Quando a regra entrou em vigor em abril de 2009, ela contemplava somente 15% dos beneficiários de convênios. Isso ajuda a explicar porque apenas 1.290 consumidores se valeram da portabilidade de lá para cá.

Agora, com a nova regra, a norma passa a ser acessível a mais de 12 milhões de usuários (ou 29% do total), já que ela passa a valer também para planos coletivos por adesão (aqueles em que o usuário adere, voluntariamente, a um plano de sindicato, entidade de classe, entre outros).

Além disso, algumas restrições foram flexibilizadas, mas não abolidas. O prazo para o exercício da portabilidade, por exemplo, passa de dois para quatro meses, a partir do mês de aniversário do contrato. A permanência mínima no plano cai de dois para um ano a partir da segunda portabilidade .

A empresária Francilene Alves de Oliveira Nakagawa, de 36 anos, pertence ao grupo de segurados cobertos pela nova medida. Apesar disso, não poderá ser beneficiada, já que trocou de plano em dezembro de 2010. Ela migrou de um plano coletivo por adesão por outro (sindical), mas foi impedida de usar a portabilidade.

“Eu só troquei a fonte do plano de saúde. Era a mesma empresa e o mesmo pacote. Mesmo assim, me obrigaram a cumprir carência e, apesar de estar nas etapas finais de gravidez, não vou ter cobertura obstetrícia. O resultado é que estou gastando cerca de R$ 20 mil para realizar meu parto por vias particulares”, conta.

Ficam ainda excluídos da nova regra os 8,5 milhões de contratos antigos, firmados antes de 1999. Também não são contemplados os 24 milhões de planos coletivos empresariais – quando o trabalhador recebe o convênio médico como benefício da empresa. Nos demais casos, é possível migrar para um plano de sua escolha desde que o valor da mensalidade seja igual ou inferior ao do plano atual.

“As alterações foram positivas, mas ainda insuficientes para garantir a necessária ampliação da portabilidade e que o consumidor usufrua efetivamente do direito de trocar de operadora sem cumprir novas carências”, diz Juliana Ferreira, advogada do Instituto Brasileiro de Defesa do Consumidor (Idec).

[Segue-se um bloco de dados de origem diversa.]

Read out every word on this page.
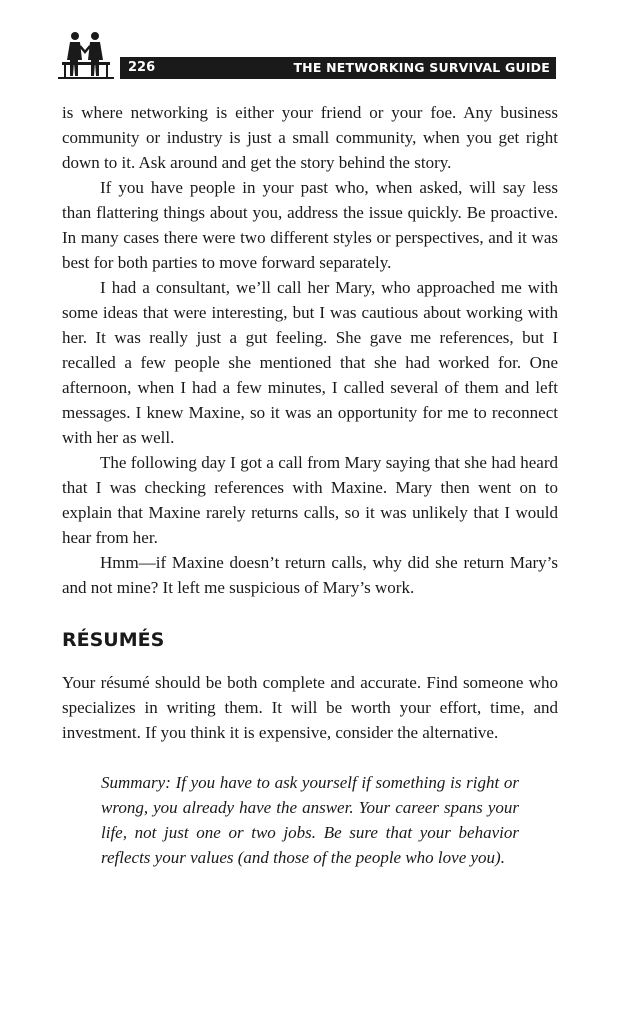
226	THE NETWORKING SURVIVAL GUIDE

is where networking is either your friend or your foe. Any business community or industry is just a small community, when you get right down to it. Ask around and get the story behind the story.

If you have people in your past who, when asked, will say less than flattering things about you, address the issue quickly. Be proactive. In many cases there were two different styles or perspectives, and it was best for both parties to move forward separately.

I had a consultant, we’ll call her Mary, who approached me with some ideas that were interesting, but I was cautious about working with her. It was really just a gut feeling. She gave me references, but I recalled a few people she mentioned that she had worked for. One afternoon, when I had a few minutes, I called several of them and left messages. I knew Maxine, so it was an opportunity for me to reconnect with her as well.

The following day I got a call from Mary saying that she had heard that I was checking references with Maxine. Mary then went on to explain that Maxine rarely returns calls, so it was unlikely that I would hear from her.

Hmm—if Maxine doesn’t return calls, why did she return Mary’s and not mine? It left me suspicious of Mary’s work.

RÉSUMÉS

Your résumé should be both complete and accurate. Find someone who specializes in writing them. It will be worth your effort, time, and investment. If you think it is expensive, consider the alternative.

Summary: If you have to ask yourself if something is right or wrong, you already have the answer. Your career spans your life, not just one or two jobs. Be sure that your behavior reflects your values (and those of the people who love you).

A Associação Brasileira de Defesa do Consumidor (Pro Teste) concorda. “A ampliação do prazo para exercer a portabilidade de dois para quatro meses é importante. Porém, o ideal é que não exista nenhum limite e o consumidor possa exercer a portabilidade a qualquer momento”, diz Polyanna Carlos Silva, supervisora institucional da Pro Teste.

Para as entidades de defesa do consumidor, a regra deveria valer também para todos os contratos e para quem quisesse migrar para planos mais caros.

“Sabemos que grande parte dos clientes estão nos planos coletivos empresariais, que continuam sem a portabilidade. Dar esse direito também a essa fatia do mercado teria um impacto muito maior. Até porque o que motivou a agência a fazer essa revisão foi a baixa adesão dos consumidores brasileiros ao modelo antigo de portabilidade”, completa Polyanna.

Em nota, a Federação Nacional de Saúde Suplementar (Fenasaúde), “avalia a portabilidade como um benefício para os usuários e um incentivo à concorrência entre as empresas operadoras, que devem, com isso, melhorar a qualidade de seus serviços”. A FenaSaúde acrescenta ainda ter participado ativamente da construção da proposta.